An old box of fading papers which I had last rifled through 25 years ago, I suspect, when I first left NZ for my new life in Thailand.
I put a bunch of papers in a white stationery box and forgot about them.
When I was at their place in Jack's Point, I took a closer look. The box contained old news clippings from my time as a reporter in Christchurch, some of which I can't recall ever writing.
I also found legal papers dating from my split with my former partner, and documents related to the sale of our house shortly before I left.
More interestingly, I unearthed old emails between her and her chat friends talking about her affair with the man who was to marry her.

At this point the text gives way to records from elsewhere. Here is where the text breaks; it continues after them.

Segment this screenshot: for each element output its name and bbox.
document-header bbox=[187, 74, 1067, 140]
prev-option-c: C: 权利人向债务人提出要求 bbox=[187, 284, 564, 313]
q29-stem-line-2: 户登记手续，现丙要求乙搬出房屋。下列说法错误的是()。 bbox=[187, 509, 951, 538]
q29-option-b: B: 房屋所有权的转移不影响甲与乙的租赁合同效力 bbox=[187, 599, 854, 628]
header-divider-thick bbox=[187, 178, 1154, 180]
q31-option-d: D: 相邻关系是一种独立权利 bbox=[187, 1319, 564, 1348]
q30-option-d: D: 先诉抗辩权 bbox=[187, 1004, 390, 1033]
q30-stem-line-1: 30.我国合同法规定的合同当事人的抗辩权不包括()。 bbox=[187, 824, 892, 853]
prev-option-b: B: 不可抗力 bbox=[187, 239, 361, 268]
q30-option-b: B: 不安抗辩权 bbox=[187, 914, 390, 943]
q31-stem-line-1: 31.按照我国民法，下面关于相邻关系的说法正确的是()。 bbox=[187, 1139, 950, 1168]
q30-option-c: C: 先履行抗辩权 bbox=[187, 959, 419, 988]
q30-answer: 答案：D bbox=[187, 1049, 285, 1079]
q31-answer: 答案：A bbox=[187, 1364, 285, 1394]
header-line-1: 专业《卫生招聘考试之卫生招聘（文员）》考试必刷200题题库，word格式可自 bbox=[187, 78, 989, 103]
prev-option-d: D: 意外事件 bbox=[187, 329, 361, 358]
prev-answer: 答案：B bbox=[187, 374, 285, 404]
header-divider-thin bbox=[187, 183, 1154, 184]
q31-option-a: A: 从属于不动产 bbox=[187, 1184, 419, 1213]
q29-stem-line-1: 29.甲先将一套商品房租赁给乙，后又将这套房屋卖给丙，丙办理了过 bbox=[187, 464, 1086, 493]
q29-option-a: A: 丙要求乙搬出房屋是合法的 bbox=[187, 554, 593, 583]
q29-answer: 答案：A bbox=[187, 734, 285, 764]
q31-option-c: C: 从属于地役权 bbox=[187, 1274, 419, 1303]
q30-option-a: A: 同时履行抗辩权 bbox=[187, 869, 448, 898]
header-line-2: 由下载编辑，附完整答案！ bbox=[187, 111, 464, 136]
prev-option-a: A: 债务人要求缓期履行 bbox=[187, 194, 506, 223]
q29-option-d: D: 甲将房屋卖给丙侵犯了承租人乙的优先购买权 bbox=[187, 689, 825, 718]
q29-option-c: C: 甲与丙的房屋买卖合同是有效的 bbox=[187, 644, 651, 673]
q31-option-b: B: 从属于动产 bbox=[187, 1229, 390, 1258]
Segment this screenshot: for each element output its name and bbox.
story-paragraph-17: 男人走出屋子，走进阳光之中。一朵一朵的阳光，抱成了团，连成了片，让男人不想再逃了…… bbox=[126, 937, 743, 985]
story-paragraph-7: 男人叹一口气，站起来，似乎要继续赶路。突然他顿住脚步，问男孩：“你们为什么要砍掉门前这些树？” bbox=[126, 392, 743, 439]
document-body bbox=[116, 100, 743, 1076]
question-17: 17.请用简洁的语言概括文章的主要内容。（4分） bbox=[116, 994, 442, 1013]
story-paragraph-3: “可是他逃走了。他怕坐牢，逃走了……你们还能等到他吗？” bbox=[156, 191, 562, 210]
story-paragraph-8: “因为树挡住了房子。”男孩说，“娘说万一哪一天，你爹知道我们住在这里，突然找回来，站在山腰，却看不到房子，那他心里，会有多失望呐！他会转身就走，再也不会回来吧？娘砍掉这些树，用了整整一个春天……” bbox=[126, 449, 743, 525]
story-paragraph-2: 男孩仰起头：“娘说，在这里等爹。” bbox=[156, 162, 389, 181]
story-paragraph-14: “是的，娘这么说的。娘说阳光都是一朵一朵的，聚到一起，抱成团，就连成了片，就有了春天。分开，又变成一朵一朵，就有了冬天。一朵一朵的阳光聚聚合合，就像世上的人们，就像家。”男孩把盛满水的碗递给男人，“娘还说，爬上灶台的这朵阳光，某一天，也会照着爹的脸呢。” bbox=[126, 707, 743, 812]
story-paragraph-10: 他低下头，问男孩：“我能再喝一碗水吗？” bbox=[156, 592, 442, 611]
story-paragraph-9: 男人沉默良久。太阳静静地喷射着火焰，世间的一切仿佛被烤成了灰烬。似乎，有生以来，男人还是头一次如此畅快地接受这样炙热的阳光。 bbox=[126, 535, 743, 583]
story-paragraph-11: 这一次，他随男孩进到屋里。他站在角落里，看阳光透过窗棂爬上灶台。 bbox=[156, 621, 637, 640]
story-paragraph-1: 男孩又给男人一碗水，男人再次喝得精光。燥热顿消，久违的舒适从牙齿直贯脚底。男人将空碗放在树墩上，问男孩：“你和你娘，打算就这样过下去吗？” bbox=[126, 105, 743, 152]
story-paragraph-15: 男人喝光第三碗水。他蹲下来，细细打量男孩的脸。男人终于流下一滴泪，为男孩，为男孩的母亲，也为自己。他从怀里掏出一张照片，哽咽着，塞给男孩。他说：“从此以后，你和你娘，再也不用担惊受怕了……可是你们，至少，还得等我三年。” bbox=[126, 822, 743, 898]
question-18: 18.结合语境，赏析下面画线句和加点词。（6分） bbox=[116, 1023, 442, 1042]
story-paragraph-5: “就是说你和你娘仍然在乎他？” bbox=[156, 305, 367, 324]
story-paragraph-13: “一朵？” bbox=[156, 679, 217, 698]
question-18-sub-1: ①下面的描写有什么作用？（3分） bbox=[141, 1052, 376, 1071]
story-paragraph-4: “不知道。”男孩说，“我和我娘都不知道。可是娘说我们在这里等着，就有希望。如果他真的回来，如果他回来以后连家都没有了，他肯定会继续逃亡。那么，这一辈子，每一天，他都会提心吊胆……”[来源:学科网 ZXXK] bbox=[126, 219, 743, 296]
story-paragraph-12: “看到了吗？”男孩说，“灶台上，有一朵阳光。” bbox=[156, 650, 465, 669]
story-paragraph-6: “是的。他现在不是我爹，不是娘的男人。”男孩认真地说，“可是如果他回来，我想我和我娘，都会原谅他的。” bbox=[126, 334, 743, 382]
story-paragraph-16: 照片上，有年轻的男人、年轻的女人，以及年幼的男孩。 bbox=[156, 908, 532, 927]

They look tacky, even now, but I have taken pictures of a few of them to illustrate this post - for old time's sake!
I also found an old cartoon of me which the resident cartoonist at my last newspaper drew to accompany a feature story I wrote about a men's support group with whom I spent a challenging weekend on the outskirts of Christchurch.
I am reposting it here, partly because it's one of the few pieces I wrote for which I still have an online record (the others were clippings), and because the cartoon bears a good likeness to the hairy, bespectacled young guy I was back then.
As for the other stuff, those tatty memories can go back in the box for another 25 years!